[MRG] Documenting char_wb padding functionality (Issue scikit-learn#8694) (scikit-learn#8803)

edrogers · jnothman · commit 1b2a9285affb · 2017-05-12T11:44:38.000+10:00
* Documenting char_wb padding functionality (Issue scikit-learn#8694) * Small fix: change of wording. * 's/passed with space/padded with space/g'
diff --git a/sklearn/feature_extraction/text.py b/sklearn/feature_extraction/text.py
@@ -159,7 +159,8 @@ def _char_wb_ngrams(self, text_document):
         """Whitespace sensitive char-n-gram tokenization.
 
         Tokenize text_document into a sequence of character n-grams
-        excluding any whitespace (operating only inside word boundaries)"""

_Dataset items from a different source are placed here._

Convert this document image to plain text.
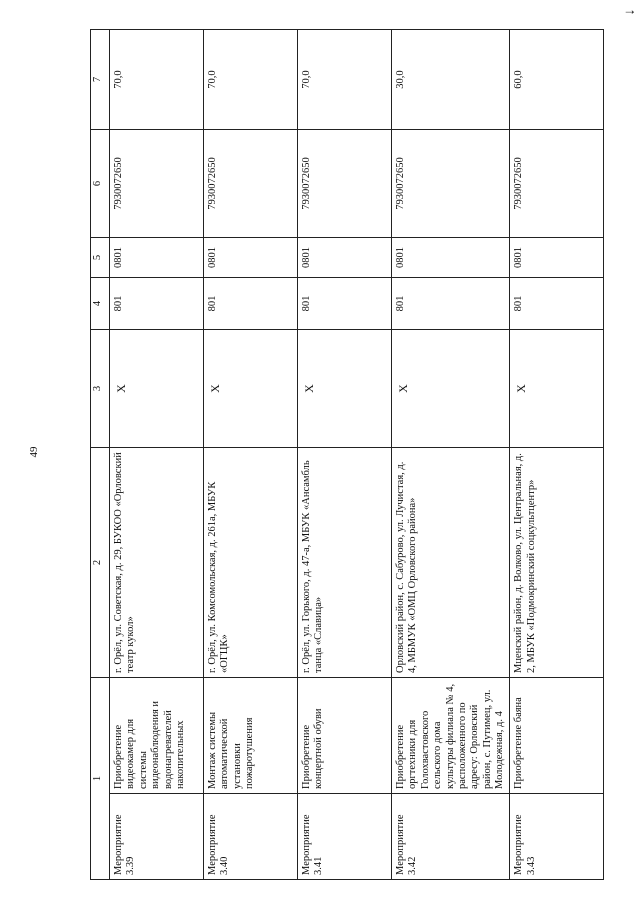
49
↓
1		2	3	4	5	6	7
Мероприятие 3.39	Приобретение видеокамер для системы видеонаблюдения и водонагревателей накопительных	г. Орёл, ул. Советская, д. 29, БУКОО «Орловский театр кукол»	X	801	0801	7930072650	70,0
Мероприятие 3.40	Монтаж системы автоматической установки пожаротушения	г. Орёл, ул. Комсомольская, д. 261а, МБУК «ОГЦК»	X	801	0801	7930072650	70,0
Мероприятие 3.41	Приобретение концертной обуви	г. Орёл, ул. Горького, д. 47-а, МБУК «Ансамбль танца «Славица»	X	801	0801	7930072650	70,0
Мероприятие 3.42	Приобретение оргтехники для Голохвастовского сельского дома культуры филиала № 4, расположенного по адресу: Орловский район, с. Путимец, ул. Молодежная, д. 4	Орловский район, с. Сабурово, ул. Лучистая, д. 4, МБМУК «ОМЦ Орловского района»	X	801	0801	7930072650	30,0
Мероприятие 3.43	Приобретение баяна	Мценский район, д. Волково, ул. Центральная, д. 2, МБУК «Подмокринский соцкультцентр»	X	801	0801	7930072650	60,0
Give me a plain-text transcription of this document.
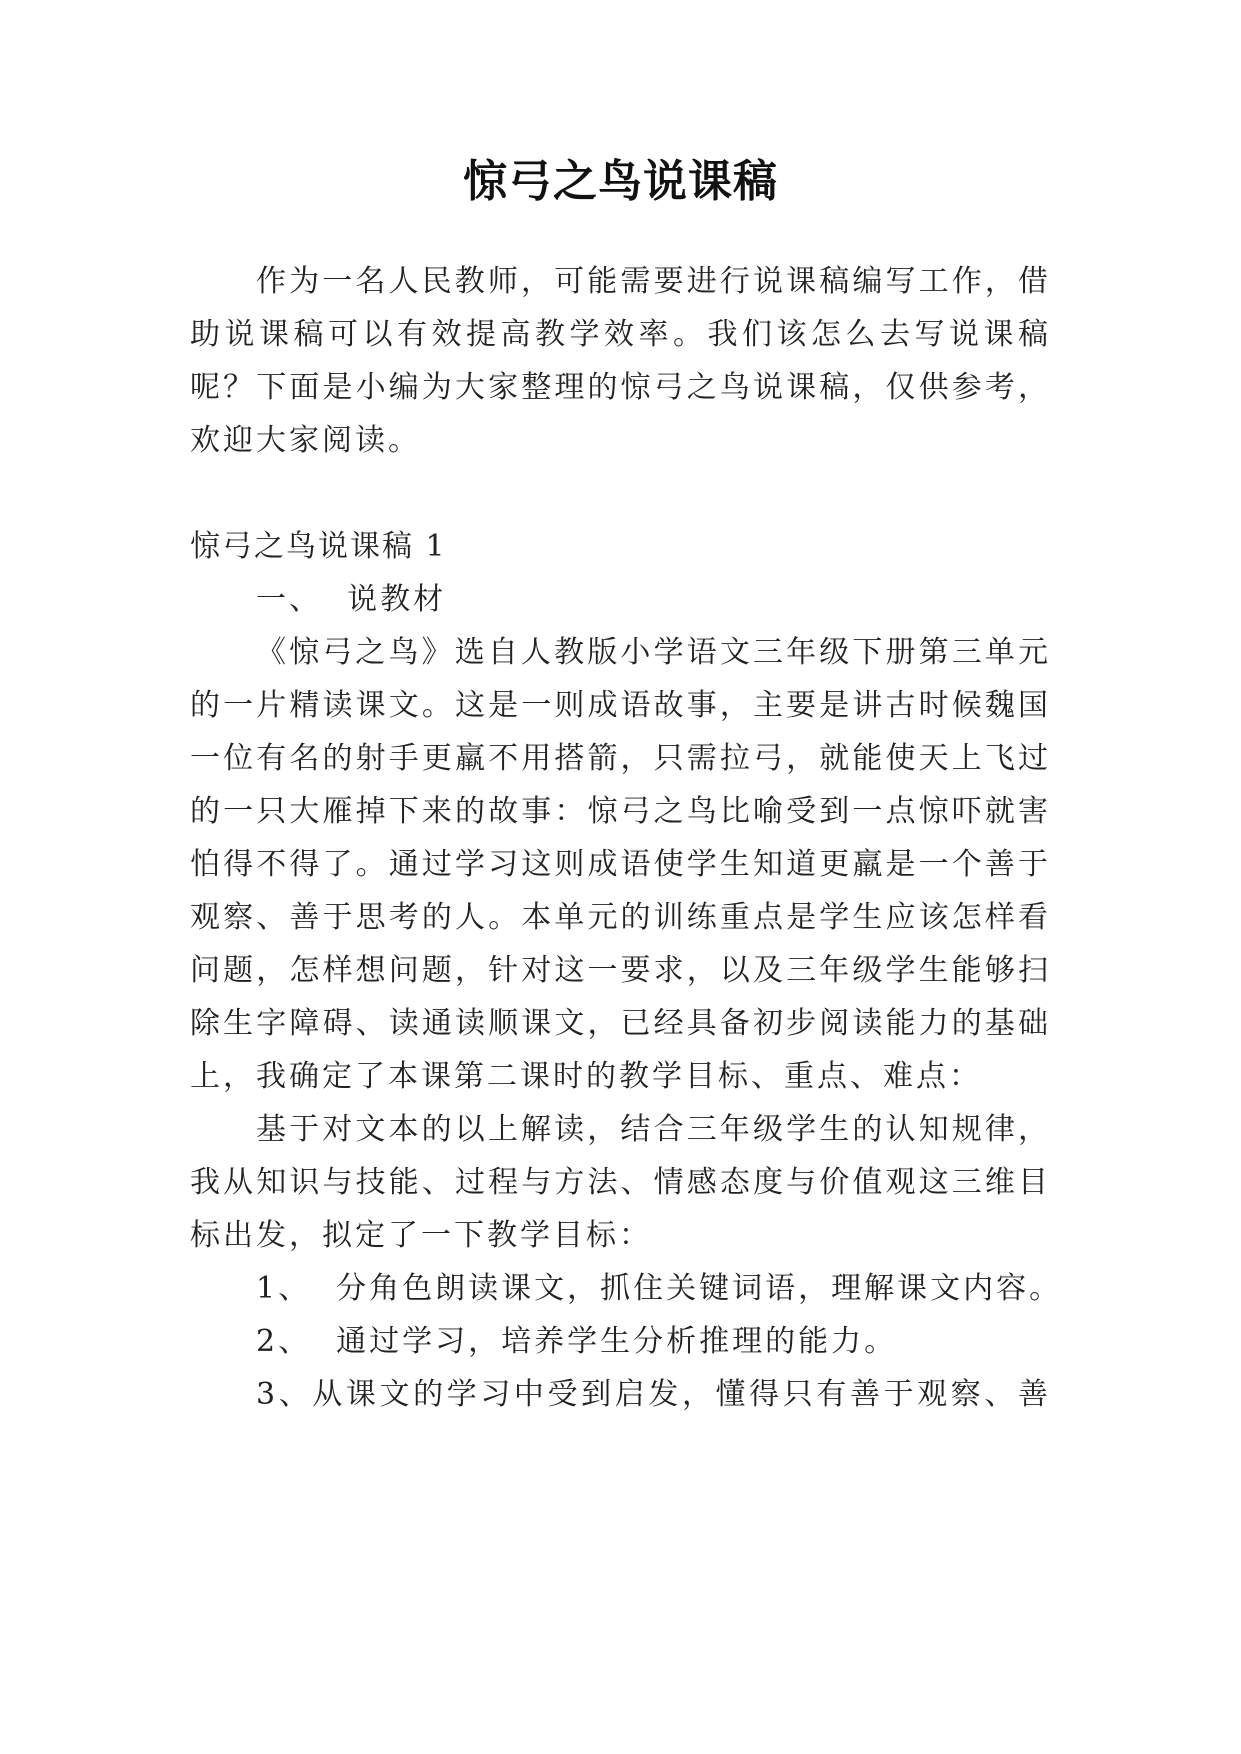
惊弓之鸟说课稿
作为一名人民教师，可能需要进行说课稿编写工作，借
助说课稿可以有效提高教学效率。我们该怎么去写说课稿
呢？下面是小编为大家整理的惊弓之鸟说课稿，仅供参考，
欢迎大家阅读。
惊弓之鸟说课稿 1
一、  说教材
《惊弓之鸟》选自人教版小学语文三年级下册第三单元
的一片精读课文。这是一则成语故事，主要是讲古时候魏国
一位有名的射手更羸不用搭箭，只需拉弓，就能使天上飞过
的一只大雁掉下来的故事：惊弓之鸟比喻受到一点惊吓就害
怕得不得了。通过学习这则成语使学生知道更羸是一个善于
观察、善于思考的人。本单元的训练重点是学生应该怎样看
问题，怎样想问题，针对这一要求，以及三年级学生能够扫
除生字障碍、读通读顺课文，已经具备初步阅读能力的基础
上，我确定了本课第二课时的教学目标、重点、难点：
基于对文本的以上解读，结合三年级学生的认知规律，
我从知识与技能、过程与方法、情感态度与价值观这三维目
标出发，拟定了一下教学目标：
1、  分角色朗读课文，抓住关键词语，理解课文内容。
2、  通过学习，培养学生分析推理的能力。
3、从课文的学习中受到启发，懂得只有善于观察、善
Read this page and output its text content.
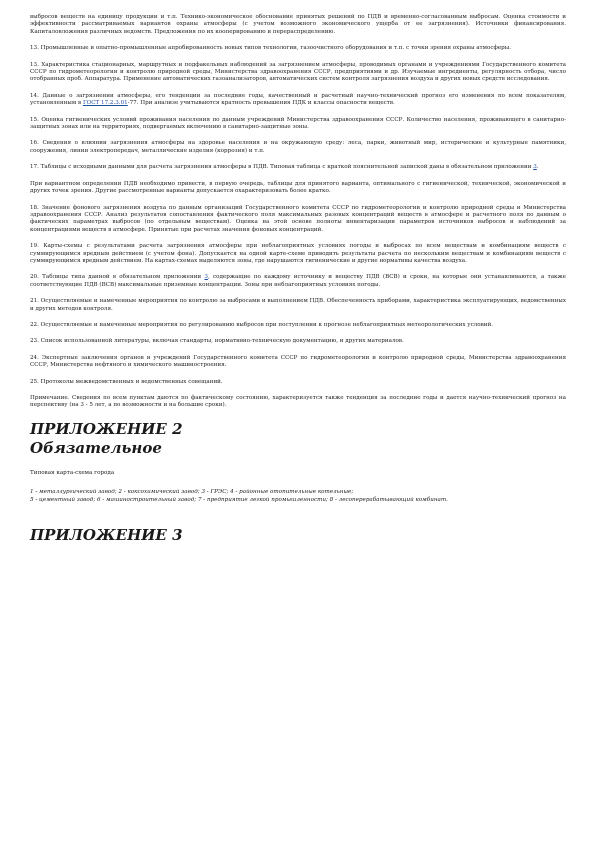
выбросов веществ на единицу продукции и т.п. Технико-экономическое обоснование принятых решений по ПДВ и временно-согласованным выбросам. Оценка стоимости и эффективности рассматриваемых вариантов охраны атмосферы (с учетом возможного экономического ущерба от ее загрязнения). Источники финансирования. Капиталовложения различных ведомств. Предложения по их кооперированию и перераспределению.

13. Промышленные и опытно-промышленные апробированность новых типов технологии, газоочистного оборудования и т.п. с точки зрения охраны атмосферы.

13. Характеристика стационарных, маршрутных и подфакельных наблюдений за загрязнением атмосферы, проводимых органами и учреждениями Государственного комитета СССР по гидрометеорологии и контролю природной среды, Министерства здравоохранения СССР, предприятиями и др. Изучаемые ингредиенты, регулярность отбора, число отобранных проб. Аппаратура. Применение автоматических газоанализаторов, автоматических систем контроля загрязнения воздуха и других новых средств исследования.

14. Данные о загрязнении атмосферы, его тенденции за последние годы, качественный и расчетный научно-технический прогноз его изменения по всем показателям, установленным в ГОСТ 17.2.3.01-77. При анализе учитываются кратность превышения ПДК и классы опасности веществ.

15. Оценка гигиенических условий проживания населения по данным учреждений Министерства здравоохранения СССР. Количество населения, проживающего в санитарно-защитных зонах или на территориях, подвергаемых включению в санитарно-защитные зоны.

16. Сведения о влиянии загрязнения атмосферы на здоровье населения и на окружающую среду: леса, парки, животный мир, исторические и культурные памятники, сооружения, линии электропередач, металлические изделия (коррозия) и т.п.

17. Таблицы с исходными данными для расчета загрязнения атмосферы в ПДВ. Типовая таблица с краткой пояснительной запиской даны в обязательном приложении 3.

При вариантном определении ПДВ необходимо привести, в первую очередь, таблицы для принятого варианта, оптимального с гигиенической, технической, экономической и других точек зрения. Другие рассмотренные варианты допускается охарактеризовать более кратко.

18. Значение фонового загрязнения воздуха по данным организаций Государственного комитета СССР по гидрометеорологии и контролю природной среды и Министерства здравоохранения СССР. Анализ результатов сопоставления фактического поля максимальных разовых концентраций веществ в атмосфере и расчетного поля по данным о фактических параметрах выбросов (по отдельным веществам). Оценка на этой основе полноты инвентаризации параметров источников выбросов и наблюдений за концентрациями веществ в атмосфере. Принятые при расчетах значения фоновых концентраций.

19. Карты-схемы с результатами расчета загрязнения атмосферы при неблагоприятных условиях погоды и выбросах по всем веществам и комбинациям веществ с суммирующимся вредным действием (с учетом фона). Допускается на одной карте-схеме приводить результаты расчета по нескольким веществам и комбинациям веществ с суммирующимся вредным действием. На картах-схемах выделяются зоны, где нарушаются гигиенические и другие нормативы качества воздуха.

20. Таблицы типа данной в обязательном приложении 3, содержащие по каждому источнику и веществу ПДВ (ВСВ) и сроки, на которые они устанавливаются, а также соответствующие ПДВ (ВСВ) максимальные приземные концентрации. Зоны при неблагоприятных условиях погоды.

21. Осуществляемые и намеченные мероприятия по контролю за выбросами и выполнением ПДВ. Обеспеченность приборами, характеристика эксплуатирующих, ведомственных и других методов контроля.

22. Осуществляемые и намеченные мероприятия по регулированию выбросов при поступлении к прогнозе неблагоприятных метеорологических условий.

23. Список использованной литературы, включая стандарты, нормативно-техническую документацию, и других материалов.

24. Экспертные заключения органов и учреждений Государственного комитета СССР по гидрометеорологии и контролю природной среды, Министерства здравоохранения СССР, Министерства нефтяного и химического машиностроения.

25. Протоколы межведомственных и ведомственных совещаний.

Примечание. Сведения по всем пунктам даются по фактическому состоянию, характеризуется также тенденция за последние годы и дается научно-технический прогноз на перспективу (на 3 - 5 лет, а по возможности и на большие сроки).

ПРИЛОЖЕНИЕ 2
Обязательное

Типовая карта-схема города

1 - металлургический завод; 2 - коксохимический завод; 3 - ГРЭС; 4 - районные отопительные котельные;

5 - цементный завод; 6 - машиностроительный завод; 7 - предприятие легкой промышленности; 8 - лесоперерабатывающий комбинат.

ПРИЛОЖЕНИЕ 3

+        operating only inside word boundaries. n-grams at the edges
+        of words are padded with space."""
         # normalize white spaces
         text_document = self._white_spaces.sub(" ", text_document)
 
@@ -354,7 +355,7 @@ class HashingVectorizer(BaseEstimator, VectorizerMixin):
     analyzer : string, {'word', 'char', 'char_wb'} or callable
         Whether the feature should be made of word or character n-grams.
         Option 'char_wb' creates character n-grams only from text inside
-        word boundaries.
+        word boundaries; n-grams at the edges of words are padded with space.
 
         If a callable is passed it is used to extract the sequence of features
         out of the raw, unprocessed input.
@@ -553,7 +554,7 @@ class CountVectorizer(BaseEstimator, VectorizerMixin):
     analyzer : string, {'word', 'char', 'char_wb'} or callable
         Whether the feature should be made of word or character n-grams.
         Option 'char_wb' creates character n-grams only from text inside
-        word boundaries.
+        word boundaries; n-grams at the edges of words are padded with space.
 
         If a callable is passed it is used to extract the sequence of features
         out of the raw, unprocessed input.